The k-Nearest Neighbors algorithm (kNN) assigns to a test point the most frequent label of its k closest examples in the training set. Study the code of function `kNNClassify` (for quick reference type `help kNNClassify`).

1. Use `kNNClassify` to generate predictions `Yp` for the 2-class data generated at Section 1. Pick a "reasonable" k.
2. Evaluate the classification performance (prediction error) by comparing the estimated labels `Yp` to the true labels `Yte` by: `err = sum(Yp~=Yte)/length(Yte);`
3. Visualize the obtained results, e.g. by plotting the wrongly classified points using different colors/markers:
``scatter(Xte(:, 1), Xte(:, 2), markerSize, Yte); % color points by "true" labell = (Yp ~= Yte); % specify wrong predictionsscatter(Xte(l, 1), Xte(l, 2), markerSize, Yp(l), 'x'); % color them``
4. Use the provided function `separatingFkNN` to visualize the separating function, or the areas of the 2D plane that are associated by the classifier with each class. Overlay the test points using `scatter`.
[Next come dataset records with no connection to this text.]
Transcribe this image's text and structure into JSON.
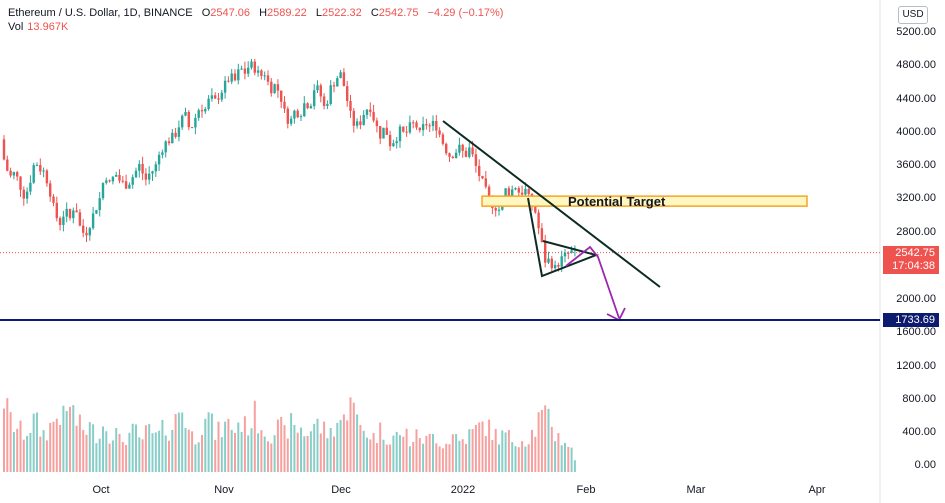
{
  "header": {
    "symbol": "Ethereum / U.S. Dollar, 1D, BINANCE",
    "o_label": "O",
    "o_value": "2547.06",
    "h_label": "H",
    "h_value": "2589.22",
    "l_label": "L",
    "l_value": "2522.32",
    "c_label": "C",
    "c_value": "2542.75",
    "change": "−4.29 (−0.17%)",
    "vol_label": "Vol",
    "vol_value": "13.967K",
    "currency": "USD"
  },
  "price_tags": {
    "last_price": "2542.75",
    "countdown": "17:04:38",
    "support": "1733.69"
  },
  "annotation": {
    "target_label": "Potential Target"
  },
  "colors": {
    "up": "#26a69a",
    "down": "#ef5350",
    "support_line": "#0d1b6e",
    "trendline": "#0d2b25",
    "target_border": "#f5a623",
    "target_fill": "#fff7c2",
    "arrow": "#9c27b0"
  },
  "chart_data": {
    "type": "candlestick",
    "symbol": "Ethereum / U.S. Dollar",
    "interval": "1D",
    "exchange": "BINANCE",
    "x_ticks": [
      "Oct",
      "Nov",
      "Dec",
      "2022",
      "Feb",
      "Mar",
      "Apr"
    ],
    "y_ticks": [
      "5200.00",
      "4800.00",
      "4400.00",
      "4000.00",
      "3600.00",
      "3200.00",
      "2800.00",
      "2000.00",
      "1600.00"
    ],
    "volume_ticks": [
      "1200.00",
      "800.00",
      "400.00",
      "0.00"
    ],
    "last_price": 2542.75,
    "support_level": 1733.69,
    "target_zone": [
      3100,
      3220
    ],
    "close_path": [
      [
        0,
        3900
      ],
      [
        5,
        3600
      ],
      [
        10,
        3450
      ],
      [
        15,
        3500
      ],
      [
        20,
        3350
      ],
      [
        25,
        3200
      ],
      [
        30,
        3400
      ],
      [
        35,
        3650
      ],
      [
        40,
        3550
      ],
      [
        45,
        3500
      ],
      [
        50,
        3280
      ],
      [
        55,
        3000
      ],
      [
        60,
        2900
      ],
      [
        65,
        3050
      ],
      [
        70,
        2950
      ],
      [
        75,
        3150
      ],
      [
        80,
        2850
      ],
      [
        85,
        2750
      ],
      [
        90,
        2900
      ],
      [
        95,
        3050
      ],
      [
        100,
        3200
      ],
      [
        105,
        3500
      ],
      [
        110,
        3350
      ],
      [
        115,
        3500
      ],
      [
        120,
        3400
      ],
      [
        125,
        3350
      ],
      [
        130,
        3400
      ],
      [
        135,
        3500
      ],
      [
        140,
        3600
      ],
      [
        145,
        3400
      ],
      [
        150,
        3500
      ],
      [
        155,
        3550
      ],
      [
        160,
        3750
      ],
      [
        165,
        3850
      ],
      [
        170,
        3900
      ],
      [
        175,
        3950
      ],
      [
        180,
        4100
      ],
      [
        185,
        4200
      ],
      [
        190,
        4000
      ],
      [
        195,
        4150
      ],
      [
        200,
        4300
      ],
      [
        205,
        4250
      ],
      [
        210,
        4400
      ],
      [
        215,
        4350
      ],
      [
        220,
        4450
      ],
      [
        225,
        4550
      ],
      [
        230,
        4650
      ],
      [
        235,
        4600
      ],
      [
        240,
        4750
      ],
      [
        245,
        4700
      ],
      [
        250,
        4800
      ],
      [
        255,
        4750
      ],
      [
        260,
        4650
      ],
      [
        265,
        4700
      ],
      [
        270,
        4500
      ],
      [
        275,
        4550
      ],
      [
        280,
        4450
      ],
      [
        285,
        4200
      ],
      [
        290,
        4100
      ],
      [
        295,
        4250
      ],
      [
        300,
        4200
      ],
      [
        305,
        4350
      ],
      [
        310,
        4300
      ],
      [
        315,
        4550
      ],
      [
        320,
        4450
      ],
      [
        325,
        4250
      ],
      [
        330,
        4500
      ],
      [
        335,
        4600
      ],
      [
        340,
        4700
      ],
      [
        345,
        4500
      ],
      [
        350,
        4200
      ],
      [
        355,
        4050
      ],
      [
        360,
        4100
      ],
      [
        365,
        4250
      ],
      [
        370,
        4300
      ],
      [
        375,
        4100
      ],
      [
        380,
        3950
      ],
      [
        385,
        4050
      ],
      [
        390,
        3850
      ],
      [
        395,
        3900
      ],
      [
        400,
        4000
      ],
      [
        405,
        3950
      ],
      [
        410,
        4050
      ],
      [
        415,
        4100
      ],
      [
        420,
        3950
      ],
      [
        425,
        4100
      ],
      [
        430,
        4050
      ],
      [
        435,
        4100
      ],
      [
        440,
        3950
      ],
      [
        445,
        3800
      ],
      [
        450,
        3700
      ],
      [
        455,
        3750
      ],
      [
        460,
        3800
      ],
      [
        465,
        3700
      ],
      [
        470,
        3800
      ],
      [
        475,
        3600
      ],
      [
        480,
        3450
      ],
      [
        485,
        3300
      ],
      [
        490,
        3150
      ],
      [
        495,
        3100
      ],
      [
        500,
        3050
      ],
      [
        505,
        3300
      ],
      [
        510,
        3250
      ],
      [
        515,
        3350
      ],
      [
        520,
        3250
      ],
      [
        525,
        3300
      ],
      [
        530,
        3150
      ],
      [
        535,
        3050
      ],
      [
        540,
        2750
      ],
      [
        545,
        2450
      ],
      [
        550,
        2450
      ],
      [
        555,
        2350
      ],
      [
        560,
        2450
      ],
      [
        565,
        2500
      ],
      [
        570,
        2550
      ],
      [
        575,
        2542.75
      ]
    ],
    "volume_path": [
      [
        0,
        1300
      ],
      [
        5,
        800
      ],
      [
        10,
        600
      ],
      [
        15,
        500
      ],
      [
        20,
        450
      ],
      [
        25,
        400
      ],
      [
        30,
        500
      ],
      [
        35,
        600
      ],
      [
        40,
        450
      ],
      [
        45,
        400
      ],
      [
        50,
        500
      ],
      [
        55,
        600
      ],
      [
        60,
        700
      ],
      [
        65,
        550
      ],
      [
        70,
        850
      ],
      [
        75,
        600
      ],
      [
        80,
        500
      ],
      [
        85,
        450
      ],
      [
        90,
        500
      ],
      [
        95,
        400
      ],
      [
        100,
        450
      ],
      [
        105,
        550
      ],
      [
        110,
        400
      ],
      [
        115,
        450
      ],
      [
        120,
        300
      ],
      [
        125,
        350
      ],
      [
        130,
        400
      ],
      [
        135,
        450
      ],
      [
        140,
        300
      ],
      [
        145,
        400
      ],
      [
        150,
        450
      ],
      [
        155,
        350
      ],
      [
        160,
        400
      ],
      [
        165,
        500
      ],
      [
        170,
        450
      ],
      [
        175,
        550
      ],
      [
        180,
        800
      ],
      [
        185,
        650
      ],
      [
        190,
        400
      ],
      [
        195,
        350
      ],
      [
        200,
        450
      ],
      [
        205,
        750
      ],
      [
        210,
        600
      ],
      [
        215,
        400
      ],
      [
        220,
        450
      ],
      [
        225,
        500
      ],
      [
        230,
        550
      ],
      [
        235,
        450
      ],
      [
        240,
        600
      ],
      [
        245,
        500
      ],
      [
        250,
        550
      ],
      [
        255,
        650
      ],
      [
        260,
        550
      ],
      [
        265,
        450
      ],
      [
        270,
        400
      ],
      [
        275,
        450
      ],
      [
        280,
        500
      ],
      [
        285,
        400
      ],
      [
        290,
        550
      ],
      [
        295,
        450
      ],
      [
        300,
        500
      ],
      [
        305,
        400
      ],
      [
        310,
        450
      ],
      [
        315,
        550
      ],
      [
        320,
        500
      ],
      [
        325,
        450
      ],
      [
        330,
        400
      ],
      [
        335,
        550
      ],
      [
        340,
        600
      ],
      [
        345,
        550
      ],
      [
        350,
        1150
      ],
      [
        355,
        600
      ],
      [
        360,
        500
      ],
      [
        365,
        450
      ],
      [
        370,
        400
      ],
      [
        375,
        350
      ],
      [
        380,
        450
      ],
      [
        385,
        400
      ],
      [
        390,
        350
      ],
      [
        395,
        400
      ],
      [
        400,
        350
      ],
      [
        405,
        450
      ],
      [
        410,
        300
      ],
      [
        415,
        350
      ],
      [
        420,
        400
      ],
      [
        425,
        300
      ],
      [
        430,
        350
      ],
      [
        435,
        400
      ],
      [
        440,
        300
      ],
      [
        445,
        250
      ],
      [
        450,
        350
      ],
      [
        455,
        400
      ],
      [
        460,
        300
      ],
      [
        465,
        350
      ],
      [
        470,
        400
      ],
      [
        475,
        450
      ],
      [
        480,
        500
      ],
      [
        485,
        550
      ],
      [
        490,
        450
      ],
      [
        495,
        400
      ],
      [
        500,
        350
      ],
      [
        505,
        400
      ],
      [
        510,
        350
      ],
      [
        515,
        300
      ],
      [
        520,
        350
      ],
      [
        525,
        300
      ],
      [
        530,
        400
      ],
      [
        535,
        450
      ],
      [
        540,
        650
      ],
      [
        545,
        600
      ],
      [
        550,
        650
      ],
      [
        555,
        400
      ],
      [
        560,
        350
      ],
      [
        565,
        300
      ],
      [
        570,
        250
      ],
      [
        575,
        50
      ]
    ]
  }
}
### 3. Parameter selection: what is a good value for k?

So far we considered an arbitrary choice for k. You will now use the provided function `holdoutCVkNN` for model selection (type `help holdoutCVkNN` for an example use).
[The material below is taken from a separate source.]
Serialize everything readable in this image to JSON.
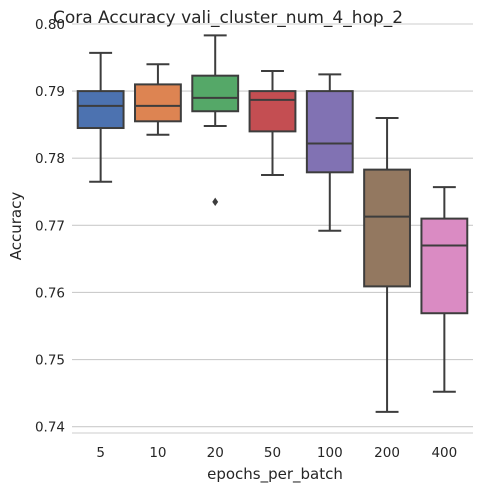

1. Perform hold-out cross-validation using a percentage of the training set for validation. Note: for the suggested parameters rep=10 and pho=0.3, the hold-out procedure may be quite unstable.
• Use a large range of candidate values for k (e.g. k=1,3,5...,21).
• Repeat the process for `rep` times using at each iteration a random `p` of the training set for validation. Try `rep=10, pho=0.3`.
• Plot the training and validation errors for the different values of k.
• How would you now answer the question "what is the best value for k"?
2. How is the value of k affected by `pho` (percentage of points held out) and `rep` (number of repetitions e.g., 1, 5, 30, 50, 100)? What does a large number of repetitions provide?
3. Apply the model obtained by cross-validation (i.e., best k) to the test set and check if there is an improvement on the classification error over the result of Part 2.

### 4. (Optional)

1. Dependence on training size: Evaluate the performance as the size of the training set grows, e.g., n = {50, 100, 300, 500,...}. How would you choose a good range for k as n changes? What can you say about the stability of the solution? Check by repeating the validation multiple times.
2. Try classifying more difficult datasets, for instance, by increasing the variance or adding noise by randomly flipping the labels on the training set.
3. Modify the function `kNNClassify` to handle a) multi-class problems and b) regression problems.